Posted by: Ben Steverman on February 12, 2009
Ask a portfolio manager what stocks you should buy and there’s a very good chance he or she will warn you away from retail stocks. The consumer is scared and pinching pennies, they say, and unemployment is still on the rise. It’s going to be a long year for consumer discretionary stocks.
So then it’s a surprise when U.S. retail sales rise 1% in January, far more than economists were expecting. A few economists dismissed today’s number as the result of “seasonal distortions.” But, Mike Englund of Action Economics said it was good news, “a long-awaited sign of a diminishing consumer downdraft.” The report “puts a floor under the U.S. GDP contraction in the current quarter,” he wrote.
Is there hope for some consumer stocks after all?
Chipotle Mexican Grill (CMG) offered some hope today when the restaurant chain reported better-than-expected earnings and the stock surged 12%. Profit margins narrowed, but same-restaurant sales were up 3.5% and total revenue rose 20%. In 2009, the chain expects low-single-digit same-restaurant sales growth, and it plans to open 120 to 130 new restaurants.
Another company that might cheer investors is Costco Wholesale Corp. (COST). At least according to UBS (UBS) analyst Neil Currie, who recently upgraded the member warehouse chain from a ‘neutral’ rating to a ‘buy’ rating. While acknowledging the problems all retailers face, Currie pointed to Costco’s “record club traffic, rock solid membership, increasing relevance with shoppers and a strong balance sheet.”

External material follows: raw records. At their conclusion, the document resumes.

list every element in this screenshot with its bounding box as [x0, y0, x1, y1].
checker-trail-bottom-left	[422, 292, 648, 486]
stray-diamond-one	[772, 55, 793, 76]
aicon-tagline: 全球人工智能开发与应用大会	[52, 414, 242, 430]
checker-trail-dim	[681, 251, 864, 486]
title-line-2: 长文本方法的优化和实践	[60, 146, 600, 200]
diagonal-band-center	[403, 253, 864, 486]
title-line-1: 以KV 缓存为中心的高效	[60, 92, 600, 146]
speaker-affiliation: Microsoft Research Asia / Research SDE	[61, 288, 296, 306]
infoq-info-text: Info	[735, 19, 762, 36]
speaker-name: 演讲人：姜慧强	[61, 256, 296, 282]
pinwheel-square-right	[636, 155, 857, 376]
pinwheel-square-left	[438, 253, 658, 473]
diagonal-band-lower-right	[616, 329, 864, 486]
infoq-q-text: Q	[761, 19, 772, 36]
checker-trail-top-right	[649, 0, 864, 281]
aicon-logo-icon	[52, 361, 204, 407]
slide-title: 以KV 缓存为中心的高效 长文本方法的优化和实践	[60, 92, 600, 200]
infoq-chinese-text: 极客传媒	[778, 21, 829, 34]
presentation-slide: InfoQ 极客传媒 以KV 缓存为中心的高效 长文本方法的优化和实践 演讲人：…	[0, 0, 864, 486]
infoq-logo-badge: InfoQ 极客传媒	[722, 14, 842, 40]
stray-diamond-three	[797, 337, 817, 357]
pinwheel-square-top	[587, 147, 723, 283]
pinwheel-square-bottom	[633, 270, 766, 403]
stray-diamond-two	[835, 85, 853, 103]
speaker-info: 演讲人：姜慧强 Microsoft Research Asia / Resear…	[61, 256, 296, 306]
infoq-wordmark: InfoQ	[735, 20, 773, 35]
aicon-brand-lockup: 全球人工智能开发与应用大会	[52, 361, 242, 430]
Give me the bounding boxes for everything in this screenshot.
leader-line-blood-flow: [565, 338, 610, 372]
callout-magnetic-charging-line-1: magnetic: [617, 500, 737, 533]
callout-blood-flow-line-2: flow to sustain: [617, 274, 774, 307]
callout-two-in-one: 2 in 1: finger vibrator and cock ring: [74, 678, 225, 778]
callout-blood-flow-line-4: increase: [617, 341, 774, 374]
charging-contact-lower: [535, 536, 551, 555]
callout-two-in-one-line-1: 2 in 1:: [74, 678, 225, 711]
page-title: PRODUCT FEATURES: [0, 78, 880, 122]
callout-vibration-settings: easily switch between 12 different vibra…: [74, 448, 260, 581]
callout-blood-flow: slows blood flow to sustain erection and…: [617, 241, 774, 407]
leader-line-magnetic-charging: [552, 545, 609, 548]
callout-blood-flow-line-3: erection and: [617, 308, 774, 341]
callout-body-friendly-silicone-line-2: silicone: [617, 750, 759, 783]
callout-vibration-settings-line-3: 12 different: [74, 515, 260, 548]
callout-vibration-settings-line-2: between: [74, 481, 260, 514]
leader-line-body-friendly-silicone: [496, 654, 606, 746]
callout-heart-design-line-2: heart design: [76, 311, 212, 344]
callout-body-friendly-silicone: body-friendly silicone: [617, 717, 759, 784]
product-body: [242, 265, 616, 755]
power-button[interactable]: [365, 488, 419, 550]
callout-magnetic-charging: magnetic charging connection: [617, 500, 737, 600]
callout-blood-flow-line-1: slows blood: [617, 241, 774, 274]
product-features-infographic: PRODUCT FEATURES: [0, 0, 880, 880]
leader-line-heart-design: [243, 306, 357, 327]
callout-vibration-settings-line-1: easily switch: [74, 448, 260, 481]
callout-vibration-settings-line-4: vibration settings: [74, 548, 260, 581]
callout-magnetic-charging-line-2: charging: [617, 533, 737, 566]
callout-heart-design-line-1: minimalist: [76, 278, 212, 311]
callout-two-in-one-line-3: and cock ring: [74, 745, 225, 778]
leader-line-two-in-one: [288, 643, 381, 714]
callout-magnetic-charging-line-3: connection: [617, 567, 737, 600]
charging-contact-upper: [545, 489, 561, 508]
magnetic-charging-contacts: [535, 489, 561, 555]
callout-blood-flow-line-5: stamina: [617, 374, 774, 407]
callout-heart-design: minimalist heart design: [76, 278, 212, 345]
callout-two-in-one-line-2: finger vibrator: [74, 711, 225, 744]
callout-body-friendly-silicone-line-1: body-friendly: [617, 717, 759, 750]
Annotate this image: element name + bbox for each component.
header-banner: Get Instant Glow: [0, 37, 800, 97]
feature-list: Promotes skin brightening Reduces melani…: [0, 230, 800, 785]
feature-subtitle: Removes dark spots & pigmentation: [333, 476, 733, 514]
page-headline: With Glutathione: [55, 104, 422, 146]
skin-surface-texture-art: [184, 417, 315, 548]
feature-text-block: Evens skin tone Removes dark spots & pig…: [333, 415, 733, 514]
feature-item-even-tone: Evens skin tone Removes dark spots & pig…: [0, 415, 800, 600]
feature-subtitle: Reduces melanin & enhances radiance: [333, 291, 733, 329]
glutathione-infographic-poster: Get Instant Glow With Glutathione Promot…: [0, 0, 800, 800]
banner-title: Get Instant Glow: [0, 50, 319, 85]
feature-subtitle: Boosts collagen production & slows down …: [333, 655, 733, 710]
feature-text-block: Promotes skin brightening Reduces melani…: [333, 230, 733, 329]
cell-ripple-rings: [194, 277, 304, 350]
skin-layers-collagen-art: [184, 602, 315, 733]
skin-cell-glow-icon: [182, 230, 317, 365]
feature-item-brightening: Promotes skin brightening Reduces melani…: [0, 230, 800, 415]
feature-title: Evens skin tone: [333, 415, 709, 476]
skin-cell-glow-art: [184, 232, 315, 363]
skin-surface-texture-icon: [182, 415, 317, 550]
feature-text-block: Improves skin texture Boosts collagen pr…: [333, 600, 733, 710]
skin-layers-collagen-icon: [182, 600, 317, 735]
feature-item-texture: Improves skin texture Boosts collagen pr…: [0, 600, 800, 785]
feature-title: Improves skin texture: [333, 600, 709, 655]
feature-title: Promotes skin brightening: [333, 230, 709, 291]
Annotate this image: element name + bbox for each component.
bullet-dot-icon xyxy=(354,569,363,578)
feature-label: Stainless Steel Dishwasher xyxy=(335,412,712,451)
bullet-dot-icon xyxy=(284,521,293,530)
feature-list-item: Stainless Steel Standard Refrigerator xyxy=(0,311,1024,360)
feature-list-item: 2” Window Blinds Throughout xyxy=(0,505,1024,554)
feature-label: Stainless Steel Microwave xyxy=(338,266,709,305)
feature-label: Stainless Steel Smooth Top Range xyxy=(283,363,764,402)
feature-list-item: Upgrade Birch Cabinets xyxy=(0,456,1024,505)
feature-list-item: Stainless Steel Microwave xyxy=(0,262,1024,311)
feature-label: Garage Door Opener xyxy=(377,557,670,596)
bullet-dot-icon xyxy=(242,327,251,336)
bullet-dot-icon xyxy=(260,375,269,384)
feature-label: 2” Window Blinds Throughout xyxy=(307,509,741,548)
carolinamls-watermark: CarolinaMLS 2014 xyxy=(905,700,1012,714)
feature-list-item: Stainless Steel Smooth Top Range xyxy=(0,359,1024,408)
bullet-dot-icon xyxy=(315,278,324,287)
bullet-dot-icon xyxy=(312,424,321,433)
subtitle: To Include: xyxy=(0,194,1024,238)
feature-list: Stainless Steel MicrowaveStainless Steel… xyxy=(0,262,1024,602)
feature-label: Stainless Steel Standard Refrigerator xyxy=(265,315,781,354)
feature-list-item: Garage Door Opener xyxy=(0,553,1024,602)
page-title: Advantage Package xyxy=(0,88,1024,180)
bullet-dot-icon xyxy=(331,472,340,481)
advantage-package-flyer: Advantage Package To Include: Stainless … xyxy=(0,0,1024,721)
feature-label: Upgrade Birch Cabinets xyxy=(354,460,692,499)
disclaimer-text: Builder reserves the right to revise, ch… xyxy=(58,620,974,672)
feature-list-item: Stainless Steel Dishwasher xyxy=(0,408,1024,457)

This is, as Currie writes, an environment in which “consumers have largely pulled back on spending on anything that is not either food or heavily on sale.”
However, as demonstrated by today’s data, Chipotle’s sales figures and Costco’s traffic, it’s not at all true that consumers have stopped spending entirely. Dollars are flowing to stores and restaurants that are more “relevant” to these tough times.
Unfortunately, this argument only takes you so far. Companies relevant to cash-strapped consumers are already priced at a premium to other discretionary stocks. And nearly every retailer is trying to adjust to the new economic realities, resulting in a sector that is fiercely competitive and getting more so.
Currie’s report on Costco is titled “short-term pain for long-term gain.” But how much pain and for how long? That’s something no investor knows at this point.